The Democrat met with Nye County School District Superintendent Dale Norton and other officials to discuss the Summer Food Program.
Horsford said he was troubled by the fact that many school-age kids in the valley have little by way of a nutritional breakfast, lunch and dinner during the months that school is not in session.
“It was an opportunity to listen to local leaders about some of the issues around the food assistance program where Pahrump is actually the model for what’s being done for children who qualify for free and reduced lunches for the school year. When they are on summer break, those same kids typically don’t have a place to go to get a nutritious meal,” he said.
Nevada received $2,355,206 in federal funds for the 2013-14 school year as part of the Richard B. Russell National School Lunch Act (NSLA).
Horsford noted that schools within the community will see an increase in funding for the program.

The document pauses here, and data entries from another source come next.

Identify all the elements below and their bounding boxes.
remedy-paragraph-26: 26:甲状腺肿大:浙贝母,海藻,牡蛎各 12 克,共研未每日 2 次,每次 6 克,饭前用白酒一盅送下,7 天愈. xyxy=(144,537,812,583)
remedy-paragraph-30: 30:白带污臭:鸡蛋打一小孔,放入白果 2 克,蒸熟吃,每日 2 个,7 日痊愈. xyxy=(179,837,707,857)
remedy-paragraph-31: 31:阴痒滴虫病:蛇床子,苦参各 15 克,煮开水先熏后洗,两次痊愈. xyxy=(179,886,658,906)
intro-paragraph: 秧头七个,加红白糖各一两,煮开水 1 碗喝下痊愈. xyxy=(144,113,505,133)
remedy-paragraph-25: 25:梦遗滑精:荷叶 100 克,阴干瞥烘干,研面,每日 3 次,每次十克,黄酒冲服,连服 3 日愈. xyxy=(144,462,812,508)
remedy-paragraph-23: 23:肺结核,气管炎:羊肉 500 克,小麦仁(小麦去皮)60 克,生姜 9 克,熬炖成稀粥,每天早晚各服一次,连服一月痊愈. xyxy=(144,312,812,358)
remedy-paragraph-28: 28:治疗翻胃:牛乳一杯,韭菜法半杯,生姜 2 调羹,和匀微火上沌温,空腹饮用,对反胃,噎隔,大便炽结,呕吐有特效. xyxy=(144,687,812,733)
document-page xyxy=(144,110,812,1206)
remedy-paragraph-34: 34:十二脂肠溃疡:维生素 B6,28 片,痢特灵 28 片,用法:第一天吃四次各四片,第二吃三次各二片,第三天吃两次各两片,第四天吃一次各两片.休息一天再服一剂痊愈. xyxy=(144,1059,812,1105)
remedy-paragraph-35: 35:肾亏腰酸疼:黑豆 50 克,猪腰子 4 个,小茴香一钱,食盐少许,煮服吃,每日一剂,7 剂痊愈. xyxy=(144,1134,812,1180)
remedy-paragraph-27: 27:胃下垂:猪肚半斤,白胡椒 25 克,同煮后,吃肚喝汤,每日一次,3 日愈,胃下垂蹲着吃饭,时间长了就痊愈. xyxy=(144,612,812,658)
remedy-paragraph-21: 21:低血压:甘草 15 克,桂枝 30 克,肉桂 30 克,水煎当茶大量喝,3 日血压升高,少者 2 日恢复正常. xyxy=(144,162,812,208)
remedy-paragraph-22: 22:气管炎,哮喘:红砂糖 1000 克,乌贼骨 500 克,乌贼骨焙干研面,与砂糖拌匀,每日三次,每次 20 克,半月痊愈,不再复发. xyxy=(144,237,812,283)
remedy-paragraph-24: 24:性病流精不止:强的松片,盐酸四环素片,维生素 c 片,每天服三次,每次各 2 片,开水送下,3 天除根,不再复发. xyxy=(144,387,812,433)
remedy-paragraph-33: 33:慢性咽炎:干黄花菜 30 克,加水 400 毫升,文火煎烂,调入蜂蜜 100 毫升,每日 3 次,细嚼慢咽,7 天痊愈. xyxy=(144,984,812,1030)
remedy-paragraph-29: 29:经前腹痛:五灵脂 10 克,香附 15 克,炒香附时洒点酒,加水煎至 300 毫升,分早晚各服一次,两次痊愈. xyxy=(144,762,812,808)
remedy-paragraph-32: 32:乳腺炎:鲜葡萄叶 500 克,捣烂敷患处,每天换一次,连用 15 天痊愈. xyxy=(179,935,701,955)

“Here in Pahrump, working with the different programs, they have increased their participation by 36 percent in just the last year. Based upon what they are looking to do in the summer, there’s three sites that are being put together which includes a local park. It’s a model that the state is pushing for other communities. The fact that it’s happening in Pahrump speaks to the creative thinking of the leadership so that people who need this service can get it,” he said.

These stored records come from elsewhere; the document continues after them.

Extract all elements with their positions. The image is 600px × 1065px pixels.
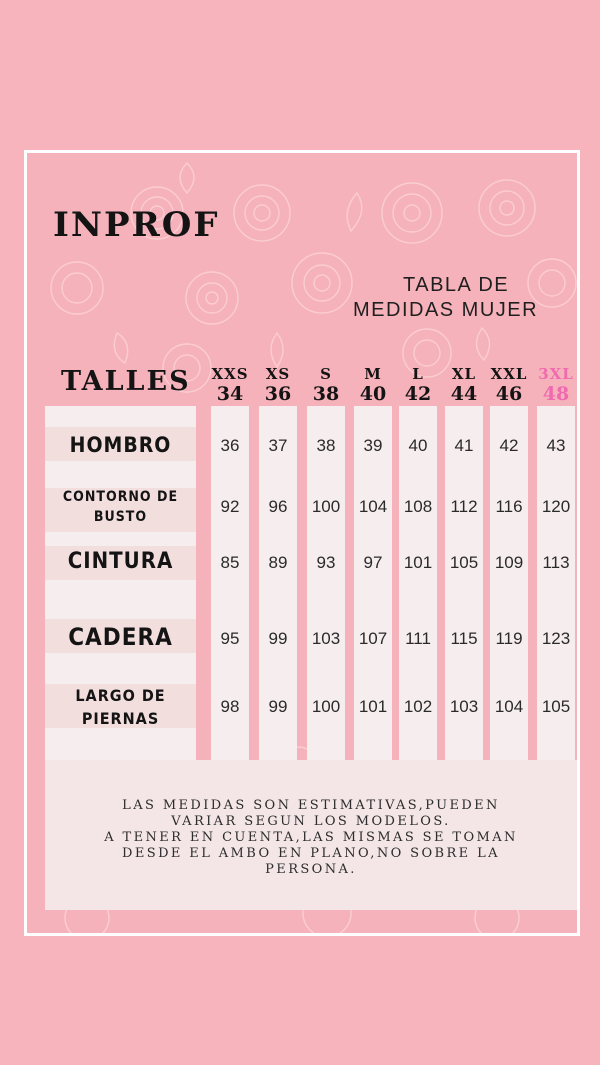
- size-header-s: [304, 365, 348, 405]
- size-header-3xl: [534, 365, 578, 405]
- size-label: S: [320, 365, 332, 383]
- measurement-cell: 98: [220, 697, 240, 716]
- size-header-xl: [442, 365, 486, 405]
- size-header-xs: [256, 365, 300, 405]
- row-label-line: BUSTO: [93, 509, 148, 525]
- measurement-cell: 95: [220, 629, 240, 648]
- measurement-cell: 42: [499, 436, 519, 455]
- measurement-cell: 100: [311, 697, 341, 716]
- disclaimer-line: A TENER EN CUENTA,LAS MISMAS SE TOMAN: [104, 830, 518, 845]
- measurement-cell: 111: [405, 629, 431, 648]
- size-number: 46: [495, 383, 523, 405]
- measurement-cell: 103: [311, 629, 341, 648]
- measurement-cell: 119: [495, 629, 523, 648]
- measurement-cell: 40: [408, 436, 428, 455]
- size-number: 48: [542, 383, 570, 405]
- measurement-cell: 105: [541, 697, 571, 716]
- size-chart-frame: [24, 150, 580, 936]
- row-label-cintura: [45, 549, 196, 575]
- row-label-largo-de-piernas: [45, 684, 196, 730]
- size-label: XS: [265, 365, 291, 383]
- measurement-cell: 85: [220, 553, 240, 572]
- measurement-cell: 36: [220, 436, 240, 455]
- size-number: 40: [359, 383, 387, 405]
- size-label: M: [364, 365, 382, 383]
- measurement-cell: 107: [358, 629, 388, 648]
- disclaimer-line: DESDE EL AMBO EN PLANO,NO SOBRE LA: [122, 846, 500, 861]
- size-chart-panel: [27, 153, 577, 933]
- row-label-line: CADERA: [68, 623, 173, 651]
- measurement-cell: 92: [220, 497, 240, 516]
- measurement-cell: 112: [450, 497, 478, 516]
- measurement-cell: 113: [542, 553, 570, 572]
- row-label-line: PIERNAS: [81, 709, 160, 728]
- size-number: 36: [264, 383, 292, 405]
- measurement-cell: 99: [268, 697, 288, 716]
- measurement-cell: 37: [268, 436, 288, 455]
- size-header-xxl: [487, 365, 531, 405]
- size-header-xxs: [208, 365, 252, 405]
- measurement-cell: 100: [311, 497, 341, 516]
- size-number: 44: [450, 383, 478, 405]
- measurement-cell: 102: [403, 697, 433, 716]
- row-label-line: LARGO DE: [75, 686, 166, 705]
- table-title-line1: TABLA DE: [403, 274, 510, 296]
- size-number: 42: [404, 383, 432, 405]
- measurement-cell: 101: [403, 553, 433, 572]
- row-label-line: HOMBRO: [69, 433, 172, 457]
- size-number: 38: [312, 383, 340, 405]
- measurement-cell: 108: [403, 497, 433, 516]
- disclaimer-line: PERSONA.: [265, 862, 357, 877]
- measurement-cell: 97: [363, 553, 383, 572]
- disclaimer-box: [45, 760, 577, 910]
- measurement-cell: 96: [268, 497, 288, 516]
- measurement-cell: 109: [494, 553, 524, 572]
- sizes-header-label: TALLES: [61, 366, 191, 397]
- row-label-cadera: [45, 623, 196, 651]
- measurement-cell: 116: [495, 497, 523, 516]
- measurement-cell: 39: [363, 436, 383, 455]
- disclaimer-line: LAS MEDIDAS SON ESTIMATIVAS,PUEDEN: [122, 798, 500, 813]
- size-label: XXL: [490, 365, 528, 383]
- measurement-cell: 93: [316, 553, 336, 572]
- size-header-m: [351, 365, 395, 405]
- measurement-cell: 104: [358, 497, 388, 516]
- row-label-contorno-de-busto: [45, 487, 196, 527]
- measurement-cell: 101: [358, 697, 388, 716]
- measurement-cell: 103: [449, 697, 479, 716]
- measurement-cell: 99: [268, 629, 288, 648]
- row-label-hombro: [45, 433, 196, 457]
- row-label-line: CINTURA: [67, 549, 174, 574]
- measurement-cell: 43: [546, 436, 566, 455]
- measurement-cell: 115: [450, 629, 478, 648]
- disclaimer-text: [45, 798, 577, 878]
- size-number: 34: [216, 383, 244, 405]
- measurement-cell: 120: [541, 497, 571, 516]
- size-label: L: [412, 365, 424, 383]
- measurement-cell: 123: [541, 629, 571, 648]
- brand-logo-text: INPROF: [53, 205, 220, 245]
- row-label-line: CONTORNO DE: [62, 489, 179, 505]
- table-title: [353, 273, 583, 323]
- table-title-line2: MEDIDAS MUJER: [353, 299, 539, 321]
- measurement-cell: 38: [316, 436, 336, 455]
- size-label: 3XL: [538, 365, 574, 383]
- measurement-cell: 105: [449, 553, 479, 572]
- disclaimer-line: VARIAR SEGUN LOS MODELOS.: [171, 814, 451, 829]
- size-header-l: [396, 365, 440, 405]
- size-label: XL: [451, 365, 477, 383]
- measurement-cell: 104: [494, 697, 524, 716]
- measurement-cell: 89: [268, 553, 288, 572]
- size-label: XXS: [211, 365, 249, 383]
- measurement-cell: 41: [454, 436, 474, 455]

Additionally, Horsford said efforts on the federal level to provide more funding for the program are being examined.
“The Summer Food Program is supported by the United States Department of Agriculture. Nevada has one of the lowest rates of families and children who qualify for taking advantage of it and we were able to secure one of those grants from the USDA, to help the state improve our outreach to these families and Pahrump is doing a great job in utilizing those resources. We are here to listen to what officials here are doing, what they need and how we can help do more,” the congressman said.
The legal requirements for school selection are very prescriptive and require that schools with the highest level of free and reduced price enrollment receive priority in selection.
Nye County schools received $56.81 per student.
The application process must be conducted yearly; however, returning schools do not have to submit a new application each year.
Officials say all schools should be operating the Fresh Fruit and Vegetable Program, which started in 2008, as soon as the new school year begins.
At present, seven elementary schools in Nye County are benefiting from the program. Pahrump has 330 students identified as “homeless” by district officials.